Another lesson: the non-attorney tool got a different kind of engagement than we expected. Pro se parties don’t just ask about procedures — they ask about what things mean. “What does ‘arbitrability’ mean?” or “What’s the difference between mediation and arbitration?” The tool serves as both a research companion and an educational resource, which expands its utility beyond what we initially scoped.
On the technical side, we confirmed something we’d suspected from earlier projects: the quality of the ingestion pipeline correlates directly with the quality of search results. The time we invested in properly extracting, structuring, and indexing the source material paid dividends throughout the project. Every shortcut in ingestion becomes a bug in search.
The broader pattern
The AAA ChatBook project represents a pattern we’ve now seen work across multiple contexts: take authoritative, curated content that an organisation already owns; make it accessible through AI-powered natural language search with full source transparency; and deliver it in a format tailored to the specific audience.

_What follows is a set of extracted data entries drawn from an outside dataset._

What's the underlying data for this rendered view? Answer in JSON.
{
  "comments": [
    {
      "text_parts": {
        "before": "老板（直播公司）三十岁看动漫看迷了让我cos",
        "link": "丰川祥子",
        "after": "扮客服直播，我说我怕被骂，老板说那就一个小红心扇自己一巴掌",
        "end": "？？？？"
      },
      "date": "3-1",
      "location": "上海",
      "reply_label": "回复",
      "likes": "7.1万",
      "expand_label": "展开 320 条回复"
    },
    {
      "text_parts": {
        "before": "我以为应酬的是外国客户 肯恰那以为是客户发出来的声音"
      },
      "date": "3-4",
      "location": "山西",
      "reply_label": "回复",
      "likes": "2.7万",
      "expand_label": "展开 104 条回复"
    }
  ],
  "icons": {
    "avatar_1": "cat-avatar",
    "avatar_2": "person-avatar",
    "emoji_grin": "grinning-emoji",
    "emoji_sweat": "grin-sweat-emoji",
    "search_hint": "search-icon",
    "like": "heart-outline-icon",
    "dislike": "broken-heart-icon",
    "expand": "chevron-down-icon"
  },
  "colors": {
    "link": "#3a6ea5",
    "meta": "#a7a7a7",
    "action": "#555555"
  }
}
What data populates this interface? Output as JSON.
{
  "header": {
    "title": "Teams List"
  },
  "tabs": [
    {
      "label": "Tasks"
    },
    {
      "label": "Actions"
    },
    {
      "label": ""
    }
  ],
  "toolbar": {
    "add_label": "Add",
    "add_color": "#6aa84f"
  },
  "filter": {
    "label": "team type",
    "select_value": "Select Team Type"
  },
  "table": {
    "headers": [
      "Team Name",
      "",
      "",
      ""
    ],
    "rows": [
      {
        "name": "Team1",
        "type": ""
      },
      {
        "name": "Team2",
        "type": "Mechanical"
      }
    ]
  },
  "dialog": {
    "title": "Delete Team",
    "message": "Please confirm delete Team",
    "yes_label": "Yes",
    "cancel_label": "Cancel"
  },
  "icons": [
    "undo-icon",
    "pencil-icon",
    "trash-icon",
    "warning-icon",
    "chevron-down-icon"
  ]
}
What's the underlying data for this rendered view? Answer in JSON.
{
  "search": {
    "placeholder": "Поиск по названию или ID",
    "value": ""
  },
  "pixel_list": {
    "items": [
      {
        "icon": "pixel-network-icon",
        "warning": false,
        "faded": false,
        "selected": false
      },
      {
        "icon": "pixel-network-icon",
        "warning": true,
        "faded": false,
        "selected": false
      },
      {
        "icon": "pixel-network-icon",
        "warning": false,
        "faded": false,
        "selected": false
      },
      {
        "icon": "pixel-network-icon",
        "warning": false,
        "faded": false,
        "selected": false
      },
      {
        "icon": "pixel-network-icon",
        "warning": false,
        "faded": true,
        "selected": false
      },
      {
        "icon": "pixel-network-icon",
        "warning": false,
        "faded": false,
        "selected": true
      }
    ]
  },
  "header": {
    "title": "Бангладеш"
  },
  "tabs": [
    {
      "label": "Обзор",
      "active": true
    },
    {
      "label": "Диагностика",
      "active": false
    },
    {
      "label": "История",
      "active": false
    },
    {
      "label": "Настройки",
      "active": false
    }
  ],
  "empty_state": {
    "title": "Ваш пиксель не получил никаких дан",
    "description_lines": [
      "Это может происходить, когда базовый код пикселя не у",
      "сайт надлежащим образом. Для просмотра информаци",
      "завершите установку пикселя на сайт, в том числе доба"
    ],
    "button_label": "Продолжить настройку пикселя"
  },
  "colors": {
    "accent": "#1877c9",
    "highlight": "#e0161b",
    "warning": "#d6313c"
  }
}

This pattern works for legal publishers, professional associations, regulatory bodies, educational institutions — anyone sitting on valuable content that’s currently underutilised because it’s locked in PDFs or behind search interfaces that don’t understand how people actually ask questions.
The technology isn’t the hard part. The hard part is doing it with the care and accuracy that professional audiences demand. That’s what we’ve learned to do.